Former European Commission president Romano Prodi told the global bar this morning that Brexit will be 'painful and difficult’ – but dismissed Remainer hopes for a second referendum. Prodi also doubts the result would be different second time around anyway, given his experience of UK ‘exceptionalism’.

Prodi, who led the commission from 1999-2004 and was twice prime minister of Italy, also warned delegates that liberal democracies everywhere are 'under threat. ‘From the Philippines to China, from the EU to the US, people seem to be more and more uneasy with the traditional political parties and decision’making,’ he said. ‘Everywhere there is a desire for authority.’

Romano Prodi addresses the International Bar Association conference in Rome.

Romano Prodi: 'new dynamic' in relations between member states 

Populist movements across Europe are exploiting the perceived negative consequences of globalisation, said Prodi. He cited inequality, ‘which has risen everywhere in the last generation’, despite GDP growth; pressure on the salaries of ‘middle-range’ workers; the political impossibility of running domestic political campaigns on the promise of higher taxes; mobility of capital in an era where labour is far less mobile; and technological advances.

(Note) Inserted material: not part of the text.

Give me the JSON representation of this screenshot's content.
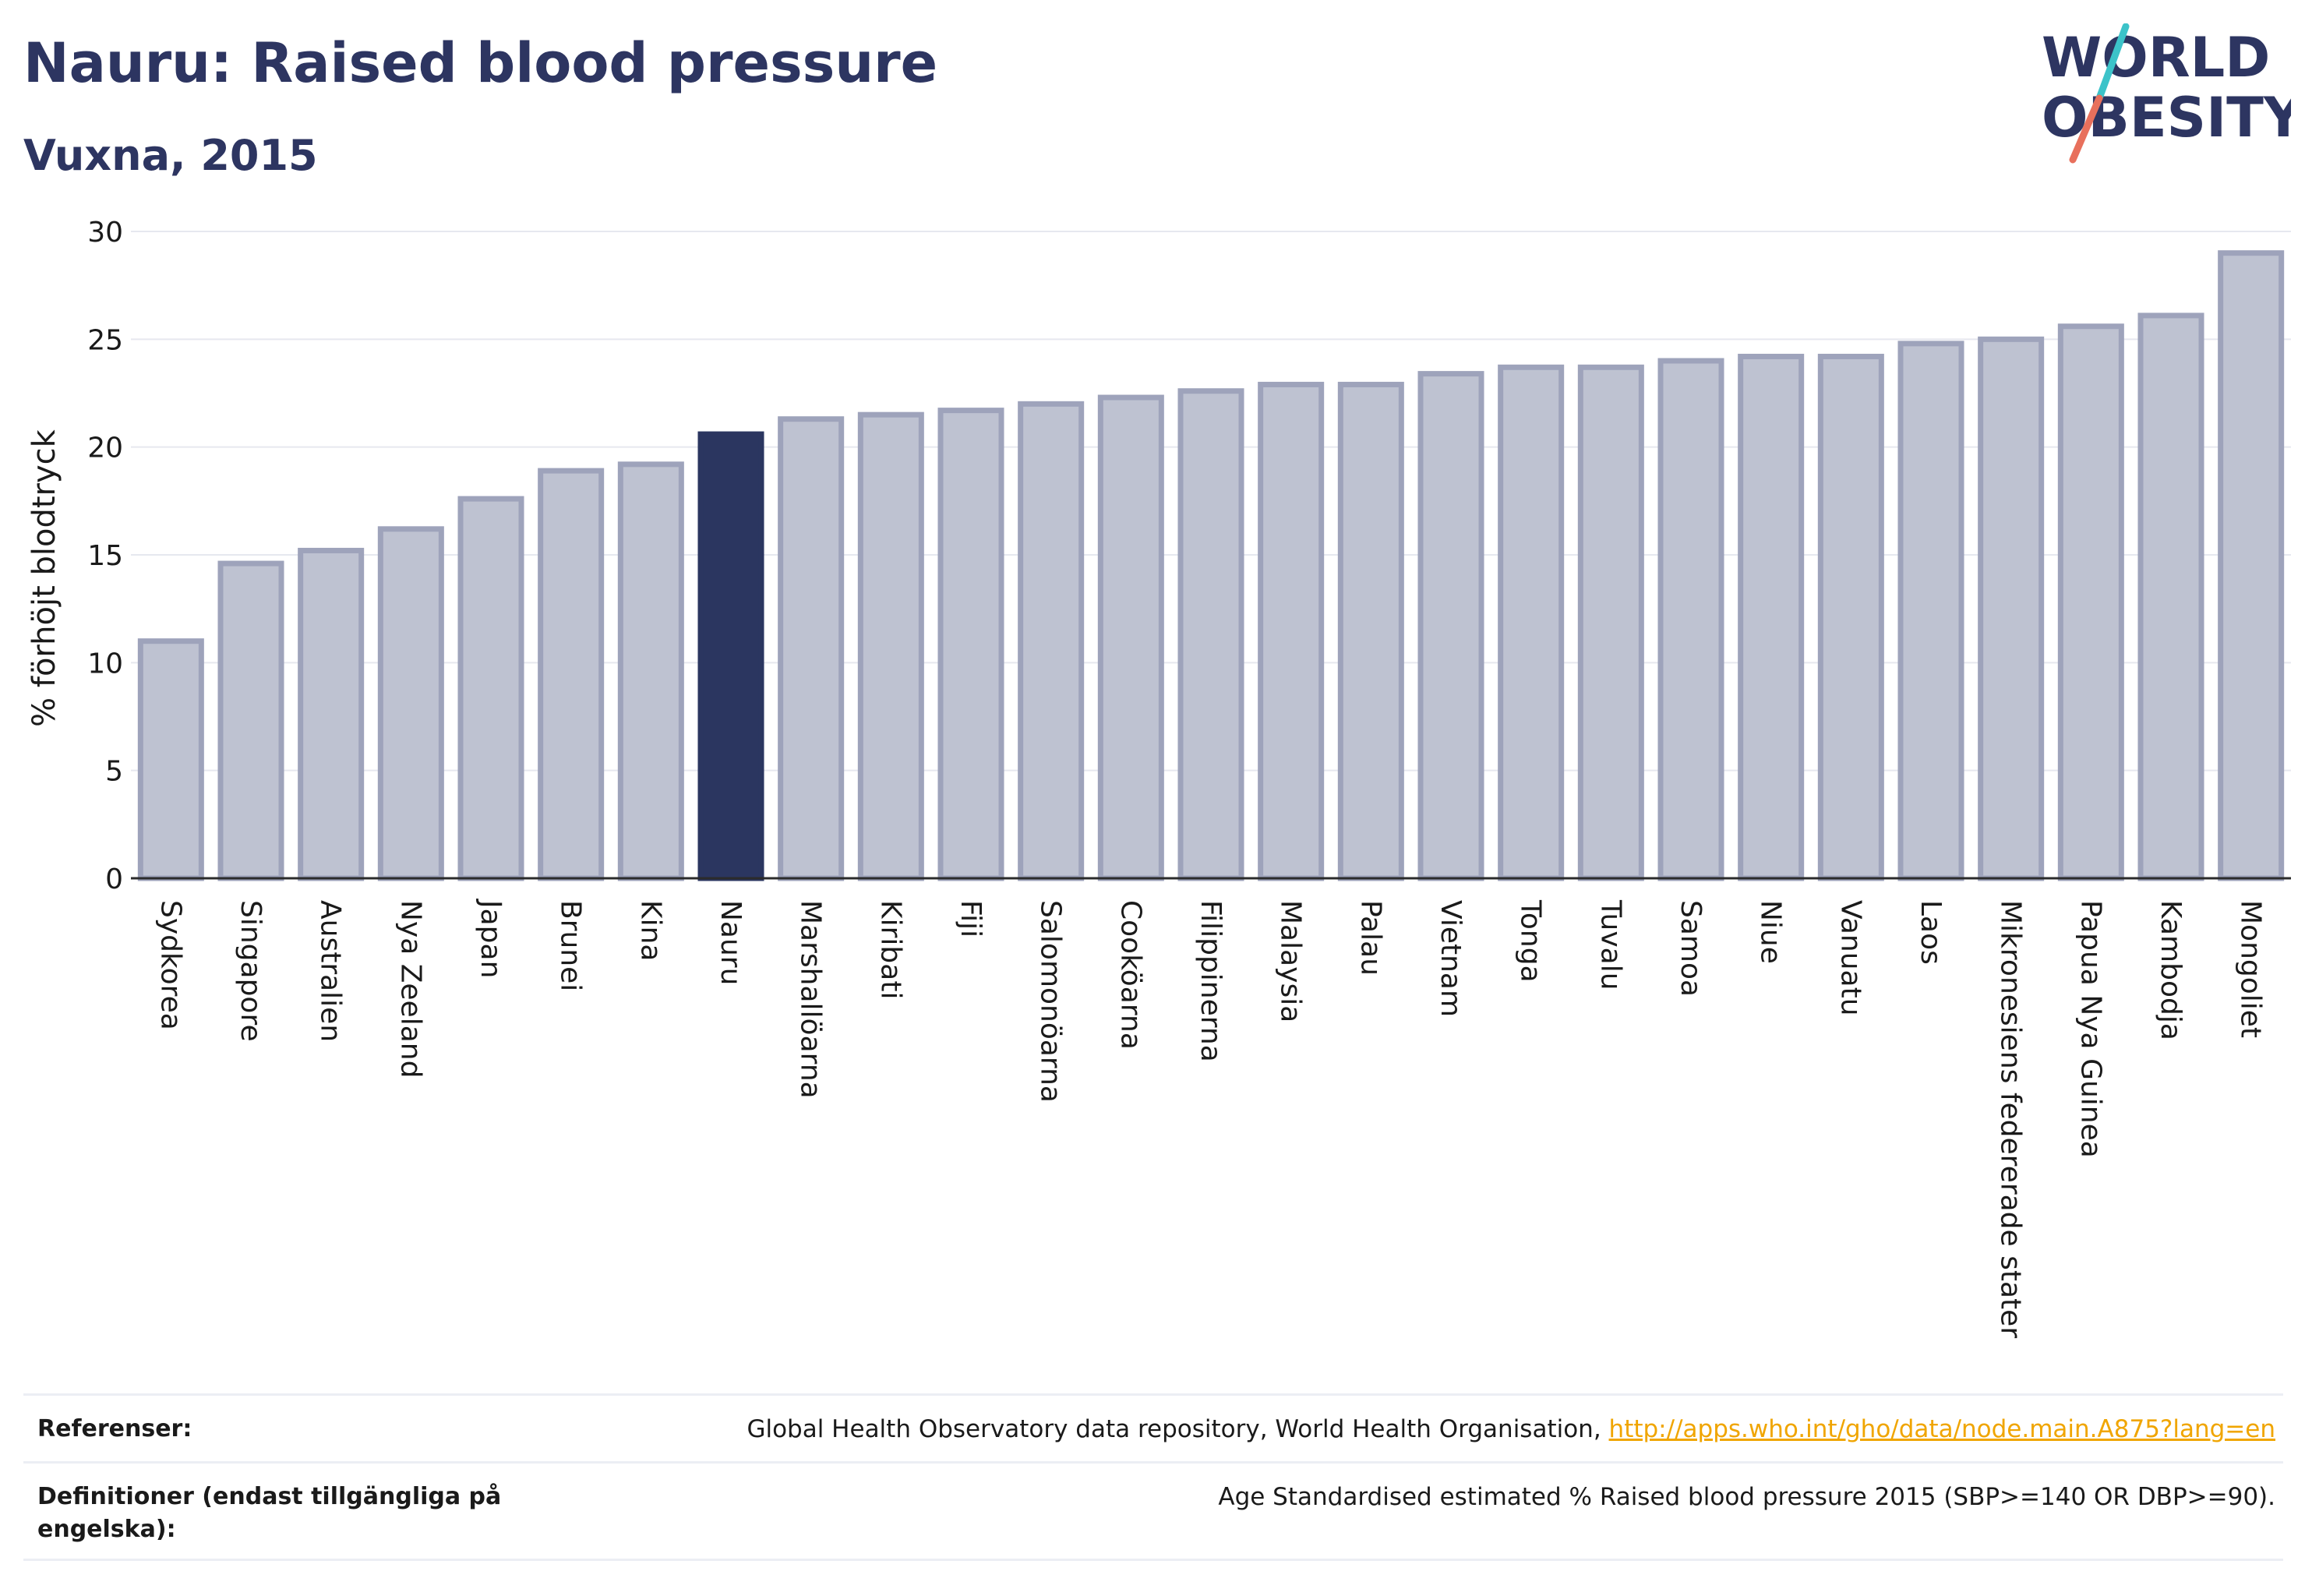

Prodi said the European project has now been ‘frozen’. Fears of a loss of identity at nation state level have led to a transfer of power from the European Commission to the European Council comprising heads of state, he added. ‘The European Union was the symbol of shared progress in the defence of rights and the visible instrument of a new social justice in a continent devastated by wars. But things changed,’ he said.

On Brexit, Prodi expects a ‘compromise’ that will safeguard free trade, with sacrifices in areas such as freedom of movement and joint social projects.

He added: ‘We are in a very difficult situation. I don’t believe the referendum will be repeated – I can’t imagine how you could do it. A great part of world - including India - [looked] at Europe wearing British glasses. We will have to reshape the union. We have no alternative. Negotiation will be tough but I believe there will be a compromise. It will not be easy because we [have] thousands of different laws and bills and to split them will be painful and difficult. Even if we try and find a win-win we will end up with lose-lose.’

Asked at a Q&A to enlarge on his Brexit observations, Prodi said the process has already created a ‘new dynamic’ in relations between member states. ‘When you have a marriage split all the small problems come out,’ he said. ’In Italy we we were fighting for the pharmaceutical authority and that creates a dynamism that will not be positive. 

‘As to the idea of repeating the referendum, I am doubtful the result will be different. My experience at the European Commission was that every day I had to deal with British exceptions on small things. I doubt politically you can do it. The two big parties are split so it is difficult.’

Prodi also lamented the decline in the status of supranational bodies, observing that the ‘idea of Europe’ has less leverage in the world at large. At a recent meeting of the UN, said Prodi, President Putin did not even show up and the one global leader who did – president Trump – berated the institution Prodi described this as ‘incredible’.